Green Computing: How To Buy An Eco-Friendly PC (And Dispose Of Your Old One Properly)
Similar to the EnergyStar program, which rates electronics and home appliances on their level of energy-efficiency, EPEAT (Electronic Product Environmental Assessment Tool), a tool provided by the Green Electronic Council, evaluates laptops and other electronics on their eco-friendly values. While the programs are similar, EPEAT has a broader focus that includes environmental analysis of packaging materials, recyclability, and other standards that incorporate the PC throughout its entire lifespan.
Using EPEAT’s recommendations to make your final purchasing decision will definitely benefit the environment; according to Mother Nature Network, the organization helps to prevent the disposal of at least 72,000 metric tons of hazardous materials in addition to saving more than 10 billion kWh of electricity. That’s enough to power about 900,000 homes in the U.S. for an entire year!
Recycle or Donate Old Hardware
It isn’t always easy to find somewhere to safely dispose of your old computer and other hardware, but many big-name manufacturers are following the eco-friendly trend of accepting their old products for recycling. Some require the purchase of a new laptop or desktop computer, but others, like Dell and Toshiba, will accept items free of charge and with no purchase necessary.
If you have a different brand, consider choosing HP’s Planet Partner recycling program, which accepts any PC brand, but at the cost of between $13 and $34 for each item.
If the equipment still works, consider wiping its hardware clean and donating it to a school or nonprofit.
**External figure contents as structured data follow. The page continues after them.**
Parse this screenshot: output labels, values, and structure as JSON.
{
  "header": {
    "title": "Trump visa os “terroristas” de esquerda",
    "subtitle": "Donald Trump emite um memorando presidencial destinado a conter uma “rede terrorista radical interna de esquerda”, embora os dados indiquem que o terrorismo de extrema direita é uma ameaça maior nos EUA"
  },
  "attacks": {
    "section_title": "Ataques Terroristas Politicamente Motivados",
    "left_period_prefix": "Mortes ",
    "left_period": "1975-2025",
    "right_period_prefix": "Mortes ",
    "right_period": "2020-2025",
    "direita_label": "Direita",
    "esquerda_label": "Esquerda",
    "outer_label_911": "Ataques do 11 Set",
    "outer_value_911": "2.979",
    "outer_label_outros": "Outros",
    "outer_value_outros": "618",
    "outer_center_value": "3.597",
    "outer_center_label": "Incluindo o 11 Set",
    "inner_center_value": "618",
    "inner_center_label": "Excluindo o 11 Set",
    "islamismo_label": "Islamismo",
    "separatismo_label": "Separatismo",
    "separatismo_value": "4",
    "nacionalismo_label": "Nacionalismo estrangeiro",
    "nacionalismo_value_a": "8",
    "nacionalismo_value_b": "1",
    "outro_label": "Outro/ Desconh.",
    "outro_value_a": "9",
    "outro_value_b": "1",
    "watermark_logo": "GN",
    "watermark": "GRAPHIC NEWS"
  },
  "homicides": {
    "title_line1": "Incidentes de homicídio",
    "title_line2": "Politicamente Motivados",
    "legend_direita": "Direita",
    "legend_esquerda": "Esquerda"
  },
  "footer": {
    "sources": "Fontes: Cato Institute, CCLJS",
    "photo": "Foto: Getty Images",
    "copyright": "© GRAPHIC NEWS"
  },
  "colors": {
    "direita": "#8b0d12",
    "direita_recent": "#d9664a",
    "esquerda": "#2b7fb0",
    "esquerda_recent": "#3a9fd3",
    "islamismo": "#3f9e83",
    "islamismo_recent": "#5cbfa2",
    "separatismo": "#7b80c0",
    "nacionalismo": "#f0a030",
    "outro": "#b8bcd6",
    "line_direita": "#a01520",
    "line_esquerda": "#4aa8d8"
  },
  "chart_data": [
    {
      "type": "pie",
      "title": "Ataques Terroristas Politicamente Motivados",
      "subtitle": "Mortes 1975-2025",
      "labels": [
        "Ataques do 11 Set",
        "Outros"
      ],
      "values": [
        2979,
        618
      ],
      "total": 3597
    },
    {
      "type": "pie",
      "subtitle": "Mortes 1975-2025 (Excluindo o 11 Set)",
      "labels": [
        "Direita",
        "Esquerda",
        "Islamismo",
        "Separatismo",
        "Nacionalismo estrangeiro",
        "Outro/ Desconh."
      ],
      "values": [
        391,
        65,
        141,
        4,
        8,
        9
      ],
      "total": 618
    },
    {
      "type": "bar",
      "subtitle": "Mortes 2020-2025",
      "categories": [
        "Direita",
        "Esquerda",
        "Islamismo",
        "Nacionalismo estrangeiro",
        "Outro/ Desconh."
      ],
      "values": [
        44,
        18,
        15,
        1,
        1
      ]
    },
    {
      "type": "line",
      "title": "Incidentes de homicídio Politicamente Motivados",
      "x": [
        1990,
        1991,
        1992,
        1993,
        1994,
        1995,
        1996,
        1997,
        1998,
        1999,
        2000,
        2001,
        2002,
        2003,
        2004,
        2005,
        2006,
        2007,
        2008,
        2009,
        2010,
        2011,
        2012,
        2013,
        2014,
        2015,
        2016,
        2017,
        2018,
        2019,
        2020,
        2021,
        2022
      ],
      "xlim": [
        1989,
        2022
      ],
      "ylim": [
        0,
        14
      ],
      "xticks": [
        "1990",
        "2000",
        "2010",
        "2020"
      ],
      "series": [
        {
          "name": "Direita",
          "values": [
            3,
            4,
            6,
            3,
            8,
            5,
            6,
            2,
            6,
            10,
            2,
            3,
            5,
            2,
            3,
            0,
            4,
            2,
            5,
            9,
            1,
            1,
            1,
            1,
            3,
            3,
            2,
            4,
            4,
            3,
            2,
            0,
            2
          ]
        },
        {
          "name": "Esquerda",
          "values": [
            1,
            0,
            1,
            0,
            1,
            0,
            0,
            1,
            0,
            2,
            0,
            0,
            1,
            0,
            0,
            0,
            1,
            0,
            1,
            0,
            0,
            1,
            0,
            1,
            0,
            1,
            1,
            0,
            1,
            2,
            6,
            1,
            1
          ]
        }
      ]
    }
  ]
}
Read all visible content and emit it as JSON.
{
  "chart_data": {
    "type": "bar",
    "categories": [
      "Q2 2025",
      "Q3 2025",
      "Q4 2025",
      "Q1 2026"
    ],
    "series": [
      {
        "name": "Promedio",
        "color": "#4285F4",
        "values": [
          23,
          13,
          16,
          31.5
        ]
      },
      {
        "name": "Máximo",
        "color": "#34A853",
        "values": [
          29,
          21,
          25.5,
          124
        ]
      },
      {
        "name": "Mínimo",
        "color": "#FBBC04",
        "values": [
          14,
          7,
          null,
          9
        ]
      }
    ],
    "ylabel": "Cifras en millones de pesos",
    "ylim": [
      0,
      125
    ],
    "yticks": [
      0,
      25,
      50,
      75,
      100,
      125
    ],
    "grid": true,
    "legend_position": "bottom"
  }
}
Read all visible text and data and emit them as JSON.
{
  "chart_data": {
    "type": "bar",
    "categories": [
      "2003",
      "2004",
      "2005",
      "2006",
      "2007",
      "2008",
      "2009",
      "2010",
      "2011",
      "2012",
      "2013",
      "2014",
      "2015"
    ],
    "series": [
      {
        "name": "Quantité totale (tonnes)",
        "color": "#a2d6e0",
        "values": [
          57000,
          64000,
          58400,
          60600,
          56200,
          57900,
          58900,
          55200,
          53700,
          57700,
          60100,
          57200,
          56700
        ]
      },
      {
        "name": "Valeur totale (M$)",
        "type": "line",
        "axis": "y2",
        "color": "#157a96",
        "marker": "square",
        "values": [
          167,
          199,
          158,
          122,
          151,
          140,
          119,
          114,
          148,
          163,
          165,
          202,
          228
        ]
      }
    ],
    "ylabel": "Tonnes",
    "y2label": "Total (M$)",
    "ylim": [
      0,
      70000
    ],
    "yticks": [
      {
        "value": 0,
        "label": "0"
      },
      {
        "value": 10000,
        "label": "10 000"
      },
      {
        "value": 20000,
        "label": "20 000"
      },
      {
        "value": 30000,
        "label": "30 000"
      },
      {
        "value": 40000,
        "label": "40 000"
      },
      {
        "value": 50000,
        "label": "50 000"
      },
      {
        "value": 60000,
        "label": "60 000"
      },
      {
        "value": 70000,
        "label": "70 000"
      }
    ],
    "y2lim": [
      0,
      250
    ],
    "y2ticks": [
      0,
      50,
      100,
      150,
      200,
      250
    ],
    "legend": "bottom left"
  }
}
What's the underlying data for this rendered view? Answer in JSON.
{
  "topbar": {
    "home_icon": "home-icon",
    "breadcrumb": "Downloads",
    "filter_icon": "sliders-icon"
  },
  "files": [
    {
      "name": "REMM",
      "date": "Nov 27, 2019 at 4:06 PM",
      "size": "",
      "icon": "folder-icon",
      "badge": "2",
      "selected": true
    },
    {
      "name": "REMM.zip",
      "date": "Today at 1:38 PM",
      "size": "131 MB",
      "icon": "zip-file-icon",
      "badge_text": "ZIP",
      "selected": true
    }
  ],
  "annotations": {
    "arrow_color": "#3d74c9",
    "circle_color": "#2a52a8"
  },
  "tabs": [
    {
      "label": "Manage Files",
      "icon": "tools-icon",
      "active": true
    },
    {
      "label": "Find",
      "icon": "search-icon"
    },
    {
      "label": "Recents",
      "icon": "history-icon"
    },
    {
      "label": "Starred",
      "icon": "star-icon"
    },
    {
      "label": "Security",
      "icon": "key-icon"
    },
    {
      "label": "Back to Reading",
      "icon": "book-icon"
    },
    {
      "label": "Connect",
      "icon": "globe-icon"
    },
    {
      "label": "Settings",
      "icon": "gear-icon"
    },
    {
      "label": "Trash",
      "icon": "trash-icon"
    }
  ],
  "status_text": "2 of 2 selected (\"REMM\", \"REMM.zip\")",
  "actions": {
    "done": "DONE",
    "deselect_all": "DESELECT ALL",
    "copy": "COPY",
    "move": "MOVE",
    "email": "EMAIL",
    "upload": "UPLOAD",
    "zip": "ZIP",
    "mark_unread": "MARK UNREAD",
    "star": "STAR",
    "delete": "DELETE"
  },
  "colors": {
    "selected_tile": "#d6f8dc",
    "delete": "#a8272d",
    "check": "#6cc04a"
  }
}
Thrift stores such as Goodwill are also viable options. For groups that specialize in providing technology to community sectors, consider the National Cristina Foundation, which can connect you with local donation resources.
Ultimately, an international study by Unilever revealed that one-third of consumers are now buying from brands based on their social and environmental impact. This means that it’s easier than ever to do your homework and choose a brand of technology equipment that shares your environmental ideals.